KC Star made false accusations about school funding


A recent Kansas City Star editorial said, “when adjusted for inflation, spending per-pupil in 2018, at $8,771, is right about where it was in the 1990s.”  No explanation was provided for that obviously false claim, but it was attributed to a school lobbyist.  Data from the Kansas Department of Education (KSDE), however, says school funding was $13,620 per-pupil in 2018, which is far above long-term inflation.  If 1992 funding of $5,461 per-pupil had been increased for inflation, it would only have been $9,370 last year, putting 2018 actual funding 45 percent above inflation.

That’s just one of the falsehoods used to, ironically, accuse a gubernatorial candidate of lying about school funding.

Senator Laura Kelly was quoted saying, “we have not been increasing funding for schools until this past year” but that’s not true. Department of Education data clearly shows funding increased six of the last seven years, and five of those years set new funding records, including 2018.

The Star said, “Kobach is not right that we’ve been spending more and more on education, with nothing to show for it” but the facts show Koback is right.  School funding increased dramatically over the last 20 years and achievement is basically flat. Kansas students have a lower ACT score now than in 1998, and less than 30 percent of those taking the ACT are considered college-ready in English, Reading, Math and Science.  The chart below shows Reading proficiency on the National Assessment of Educational Progress went from 35 percent in 1998 to just 37 percent in 2017, while funding increased by $3.4 billion and was 35 percent above inflation.

Perhaps repeating education lobbyists’ claim, the editorial said “…by some calculations…” more than 75 percent of funding goes to “the classroom.”  KSDE has no official definition of ‘classroom.’ It defines ‘Instruction’ as direct interaction between students and teachers, and just 53.9 percent of spending went to Instruction in 2018.   There’s general agreement that direct interaction between students and teachers brings the most benefit, and naturally, some parents are disturbed local school boards don’t allocate more money to Instruction (especially since the allocation has declined over the years).  Instead of shifting more money to Instruction, school boards want to redefine the issue.

Finally, the editorial denounced calls for school districts to operate more efficiently, saying Kansas has “… some of the most efficiently run schools in the country.”  Their basis is a misrepresentation of a cost study that said “…buildings were producing nearly 96 percent of their potential output, on average.”

There are two very different ways to measure efficiency.   An input measurement focuses on getting the best possible price for the same or better-quality product or service, whereas an output measurement compares spending to some form of achievement.   The cost study is clearly citing an output measurement, based on the authors’ absurd contention that performance on ACT exams, NAEP or state assessment tests is limited or controlled by spending (the basis for ‘potential output’).  There’s not a single case where spending more (or less) money caused student achievement to change but there are many examples of states spending less than Kansas and getting better results.

As for whether school districts could operate more efficiently, every single government-run efficiency study has found Kansas school districts could save money without affecting quality.

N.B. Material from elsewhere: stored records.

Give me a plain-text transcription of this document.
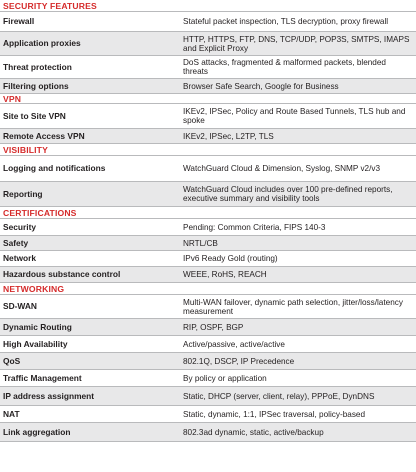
SECURITY FEATURES
Firewall	Stateful packet inspection, TLS decryption, proxy firewall
Application proxies	HTTP, HTTPS, FTP, DNS, TCP/UDP, POP3S, SMTPS, IMAPS and Explicit Proxy
Threat protection	DoS attacks, fragmented & malformed packets, blended threats
Filtering options	Browser Safe Search, Google for Business
VPN
Site to Site VPN	IKEv2, IPSec, Policy and Route Based Tunnels, TLS hub and spoke
Remote Access VPN	IKEv2, IPSec, L2TP, TLS
VISIBILITY
Logging and notifications	WatchGuard Cloud & Dimension, Syslog, SNMP v2/v3
Reporting	WatchGuard Cloud includes over 100 pre-defined reports, executive summary and visibility tools
CERTIFICATIONS
Security	Pending: Common Criteria, FIPS 140-3
Safety	NRTL/CB
Network	IPv6 Ready Gold (routing)
Hazardous substance control	WEEE, RoHS, REACH
NETWORKING
SD-WAN	Multi-WAN failover, dynamic path selection, jitter/loss/latency measurement
Dynamic Routing	RIP, OSPF, BGP
High Availability	Active/passive, active/active
QoS	802.1Q, DSCP, IP Precedence
Traffic Management	By policy or application
IP address assignment	Static, DHCP (server, client, relay), PPPoE, DynDNS
NAT	Static, dynamic, 1:1, IPSec traversal, policy-based
Link aggregation	802.3ad dynamic, static, active/backup
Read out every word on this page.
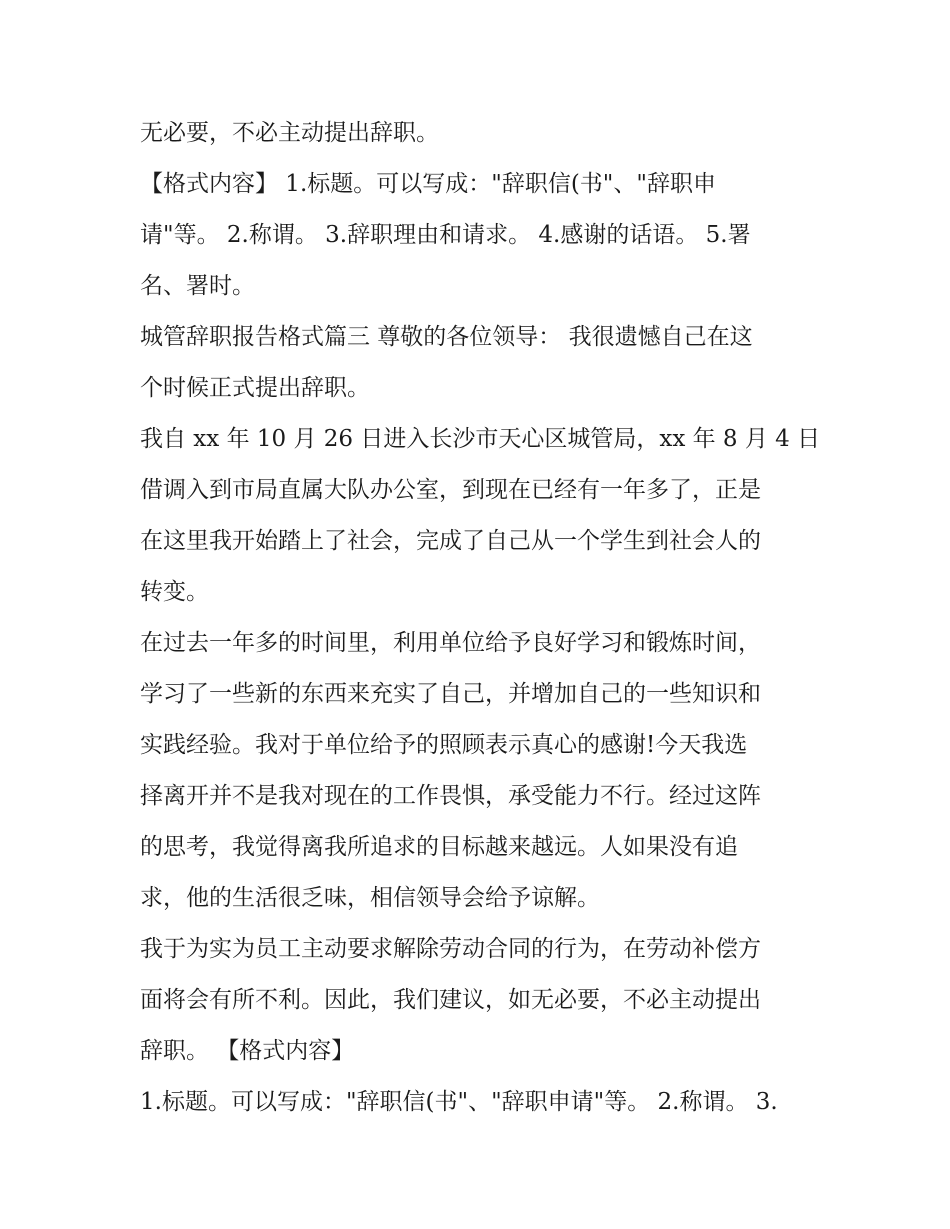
无必要，不必主动提出辞职。
【格式内容】 1.标题。可以写成："辞职信(书"、"辞职申
请"等。 2.称谓。 3.辞职理由和请求。 4.感谢的话语。 5.署
名、署时。
城管辞职报告格式篇三 尊敬的各位领导： 我很遗憾自己在这
个时候正式提出辞职。
我自 xx 年 10 月 26 日进入长沙市天心区城管局，xx 年 8 月 4 日
借调入到市局直属大队办公室，到现在已经有一年多了，正是
在这里我开始踏上了社会，完成了自己从一个学生到社会人的
转变。
在过去一年多的时间里，利用单位给予良好学习和锻炼时间，
学习了一些新的东西来充实了自己，并增加自己的一些知识和
实践经验。我对于单位给予的照顾表示真心的感谢!今天我选
择离开并不是我对现在的工作畏惧，承受能力不行。经过这阵
的思考，我觉得离我所追求的目标越来越远。人如果没有追
求，他的生活很乏味，相信领导会给予谅解。
我于为实为员工主动要求解除劳动合同的行为，在劳动补偿方
面将会有所不利。因此，我们建议，如无必要，不必主动提出
辞职。 【格式内容】
1.标题。可以写成："辞职信(书"、"辞职申请"等。 2.称谓。 3.
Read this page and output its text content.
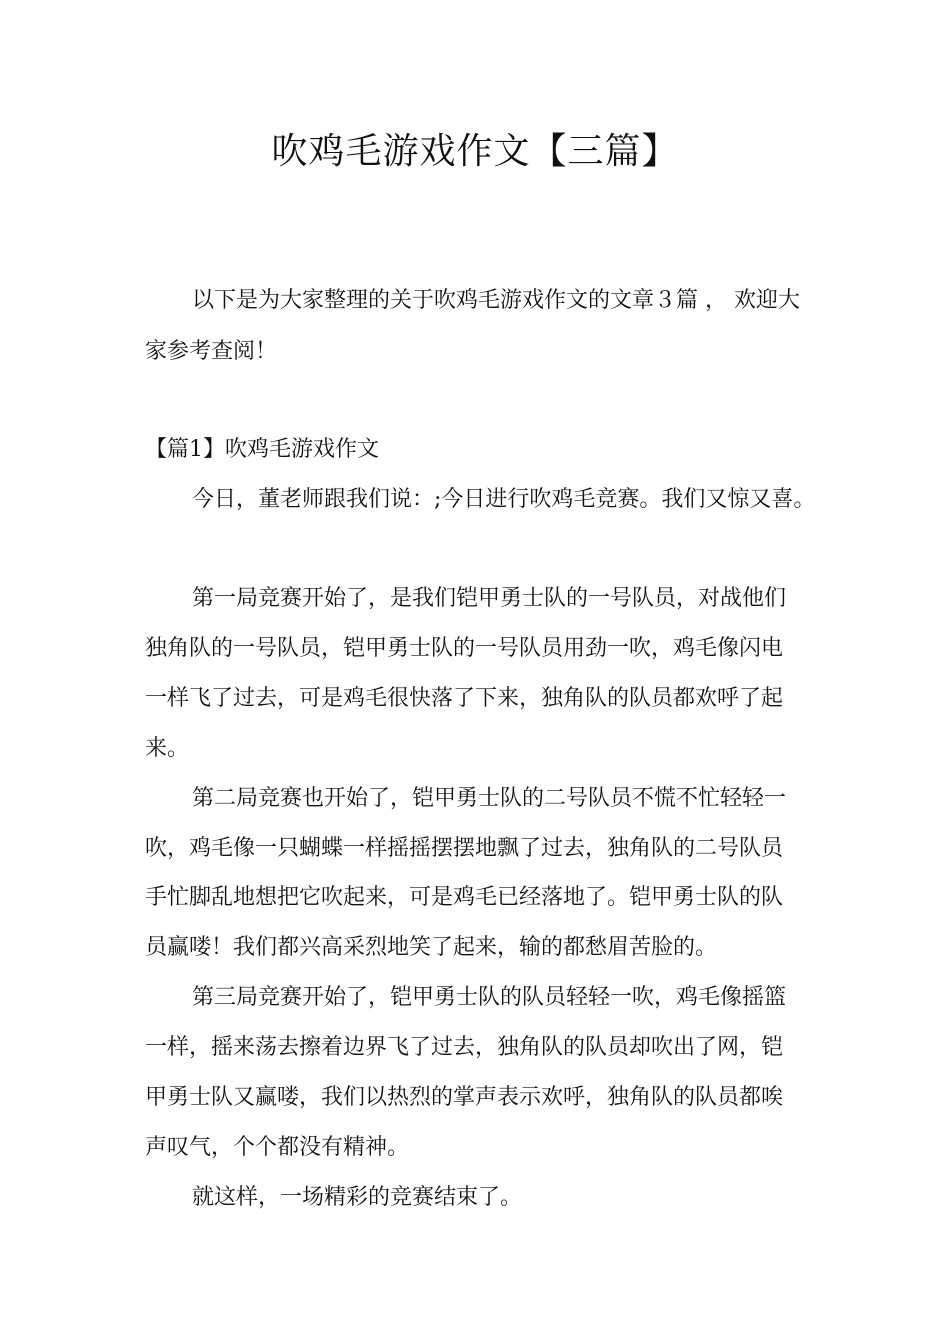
吹鸡毛游戏作文【三篇】
以下是为大家整理的关于吹鸡毛游戏作文的文章３篇 ， 欢迎大
家参考查阅！
【篇1】吹鸡毛游戏作文
今日，董老师跟我们说：;今日进行吹鸡毛竞赛。我们又惊又喜。
第一局竞赛开始了，是我们铠甲勇士队的一号队员，对战他们
独角队的一号队员，铠甲勇士队的一号队员用劲一吹，鸡毛像闪电
一样飞了过去，可是鸡毛很快落了下来，独角队的队员都欢呼了起
来。
第二局竞赛也开始了，铠甲勇士队的二号队员不慌不忙轻轻一
吹，鸡毛像一只蝴蝶一样摇摇摆摆地飘了过去，独角队的二号队员
手忙脚乱地想把它吹起来，可是鸡毛已经落地了。铠甲勇士队的队
员赢喽！我们都兴高采烈地笑了起来，输的都愁眉苦脸的。
第三局竞赛开始了，铠甲勇士队的队员轻轻一吹，鸡毛像摇篮
一样，摇来荡去擦着边界飞了过去，独角队的队员却吹出了网，铠
甲勇士队又赢喽，我们以热烈的掌声表示欢呼，独角队的队员都唉
声叹气，个个都没有精神。
就这样，一场精彩的竞赛结束了。
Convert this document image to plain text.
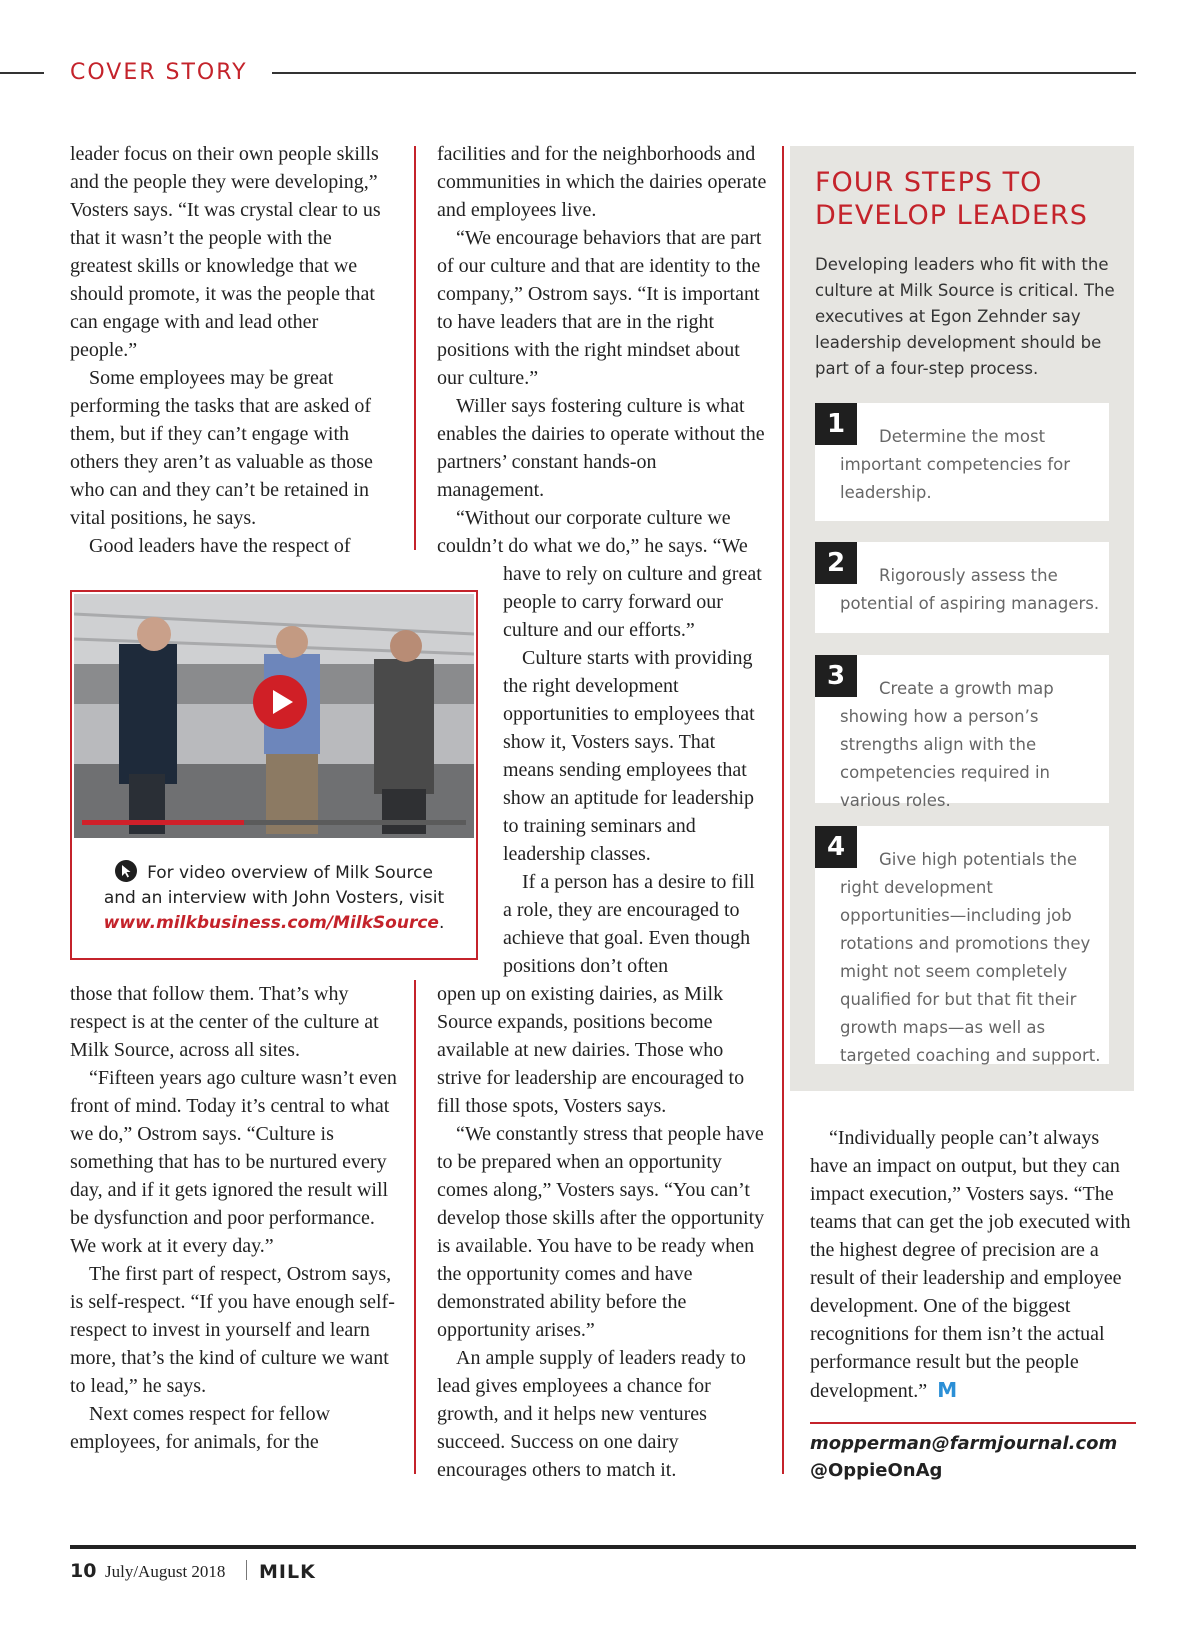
COVER STORY

leader focus on their own people skills and the people they were developing,” Vosters says. “It was crystal clear to us that it wasn’t the people with the greatest skills or knowledge that we should promote, it was the people that can engage with and lead other people.”

Some employees may be great performing the tasks that are asked of them, but if they can’t engage with others they aren’t as valuable as those who can and they can’t be retained in vital positions, he says.

Good leaders have the respect of

For video overview of Milk Source
and an interview with John Vosters, visit
www.milkbusiness.com/MilkSource.

those that follow them. That’s why respect is at the center of the culture at Milk Source, across all sites.

“Fifteen years ago culture wasn’t even front of mind. Today it’s central to what we do,” Ostrom says. “Culture is something that has to be nurtured every day, and if it gets ignored the result will be dysfunction and poor performance. We work at it every day.”

The first part of respect, Ostrom says, is self-respect. “If you have enough self-respect to invest in yourself and learn more, that’s the kind of culture we want to lead,” he says.

Next comes respect for fellow employees, for animals, for the

facilities and for the neighborhoods and communities in which the dairies operate and employees live.

“We encourage behaviors that are part of our culture and that are identity to the company,” Ostrom says. “It is important to have leaders that are in the right positions with the right mindset about our culture.”

Willer says fostering culture is what enables the dairies to operate without the partners’ constant hands-on management.

“Without our corporate culture we couldn’t do what we do,” he says. “We

have to rely on culture and great people to carry forward our culture and our efforts.”

Culture starts with providing the right development opportunities to employees that show it, Vosters says. That means sending employees that show an aptitude for leadership to training seminars and leadership classes.

If a person has a desire to fill a role, they are encouraged to achieve that goal. Even though positions don’t often

open up on existing dairies, as Milk Source expands, positions become available at new dairies. Those who strive for leadership are encouraged to fill those spots, Vosters says.

“We constantly stress that people have to be prepared when an opportunity comes along,” Vosters says. “You can’t develop those skills after the opportunity is available. You have to be ready when the opportunity comes and have demonstrated ability before the opportunity arises.”

An ample supply of leaders ready to lead gives employees a chance for growth, and it helps new ventures succeed. Success on one dairy encourages others to match it.

FOUR STEPS TO
DEVELOP LEADERS
Developing leaders who fit with the culture at Milk Source is critical. The executives at Egon Zehnder say leadership development should be part of a four-step process.
1	Determine the most important competencies for leadership.
2	Rigorously assess the potential of aspiring managers.
3	Create a growth map showing how a person’s strengths align with the competencies required in various roles.
4	Give high potentials the right development opportunities—including job rotations and promotions they might not seem completely qualified for but that fit their growth maps—as well as targeted coaching and support.

“Individually people can’t always have an impact on output, but they can impact execution,” Vosters says. “The teams that can get the job executed with the highest degree of precision are a result of their leadership and employee development. One of the biggest recognitions for them isn’t the actual performance result but the people development.” M

mopperman@farmjournal.com
@OppieOnAg
10 July/August 2018 MILK
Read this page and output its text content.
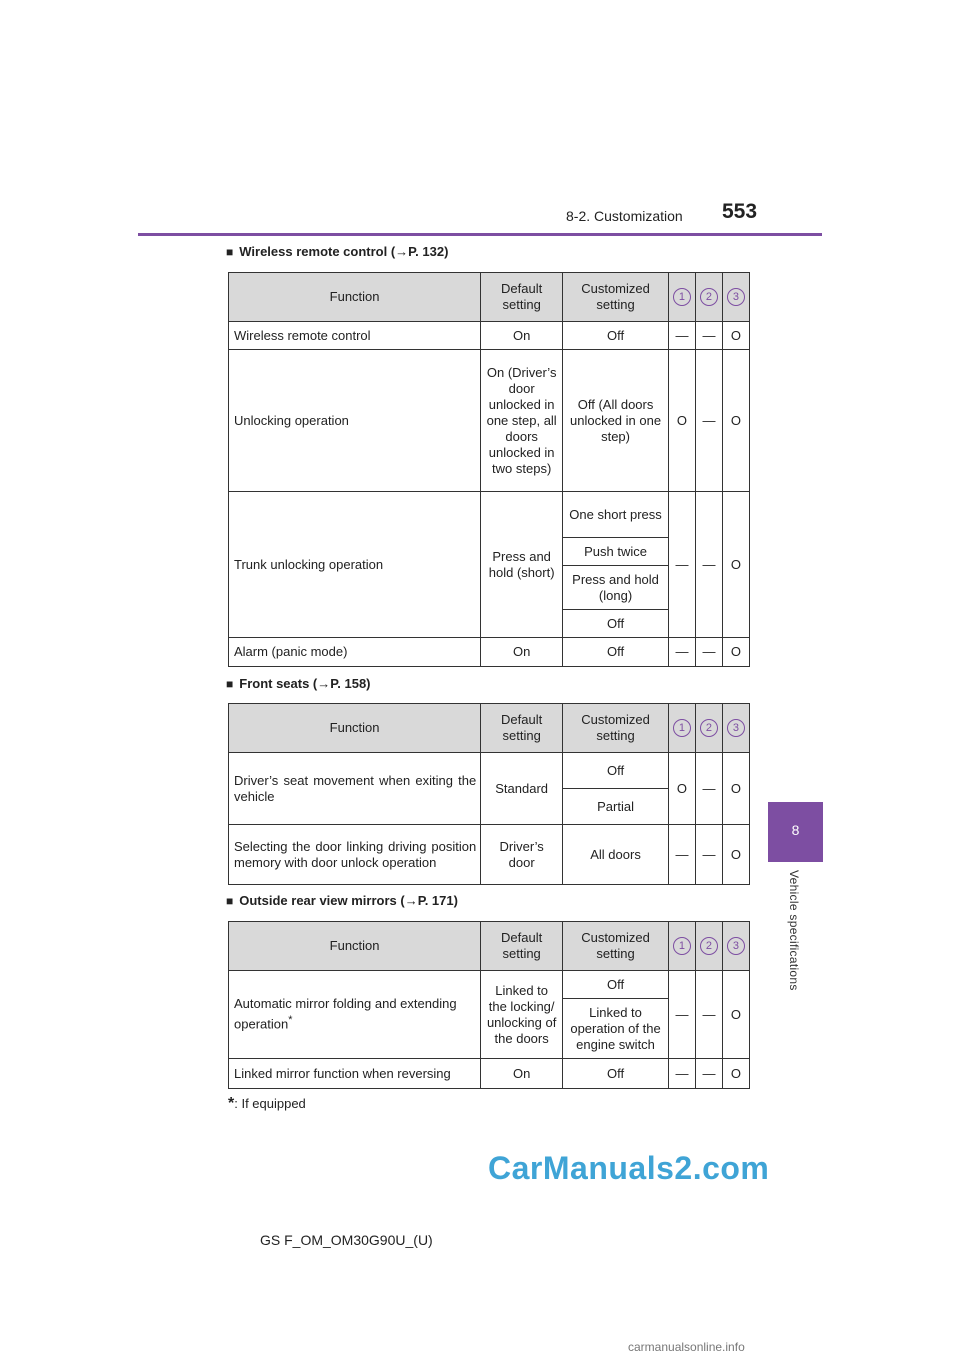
8-2. Customization 553
8
Vehicle specifications
■ Wireless remote control (→P. 132)
Function	Default setting	Customized setting	1	2	3
Wireless remote control	On	Off	—	—	O
Unlocking operation	On (Driver’s door unlocked in one step, all doors unlocked in two steps)	Off (All doors unlocked in one step)	O	—	O
Trunk unlocking operation	Press and hold (short)	One short press	—	—	O
		Push twice			
		Press and hold (long)			
		Off			
Alarm (panic mode)	On	Off	—	—	O
■ Front seats (→P. 158)
Function	Default setting	Customized setting	1	2	3
Driver’s seat movement when exiting the vehicle	Standard	Off	O	—	O
		Partial			
Selecting the door linking driving position memory with door unlock operation	Driver’s door	All doors	—	—	O
■ Outside rear view mirrors (→P. 171)
Function	Default setting	Customized setting	1	2	3
Automatic mirror folding and extending operation*	Linked to the locking/ unlocking of the doors	Off	—	—	O
		Linked to operation of the engine switch			
Linked mirror function when reversing	On	Off	—	—	O
*: If equipped
CarManuals2.com
GS F_OM_OM30G90U_(U)
carmanualsonline.info
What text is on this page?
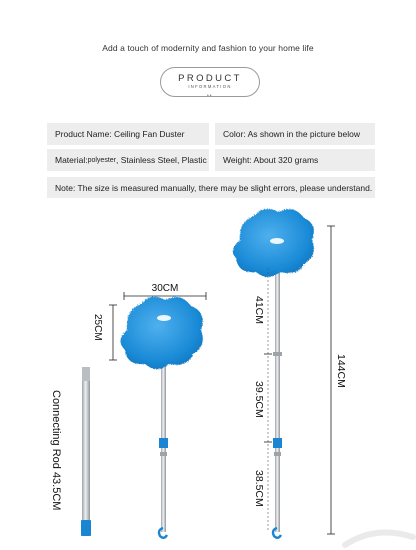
Add a touch of modernity and fashion to your home life
PRODUCT
INFORMATION
••
Product Name: Ceiling Fan Duster	Color: As shown in the picture below
Material: polyester , Stainless Steel, Plastic Weight: About 320 grams
Note: The size is measured manually, there may be slight errors, please understand.
Connecting Rod 43.5CM
30CM
25CM
41CM
39.5CM
38.5CM
144CM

The Star clearly has a favorite in the race for Kansas governor, but it shouldn’t distort the truth for any candidate’s benefit.

Kansas Policy Institute does not support or oppose candidates for public office, and this column should not be construed as favoring or opposing any candidate.  We provided the Star with documentation of the inaccuracies in their editorial almost two weeks ago and expressed our desire that they set the record straight.  To date, they’ve declined to publish a correction so we do so here.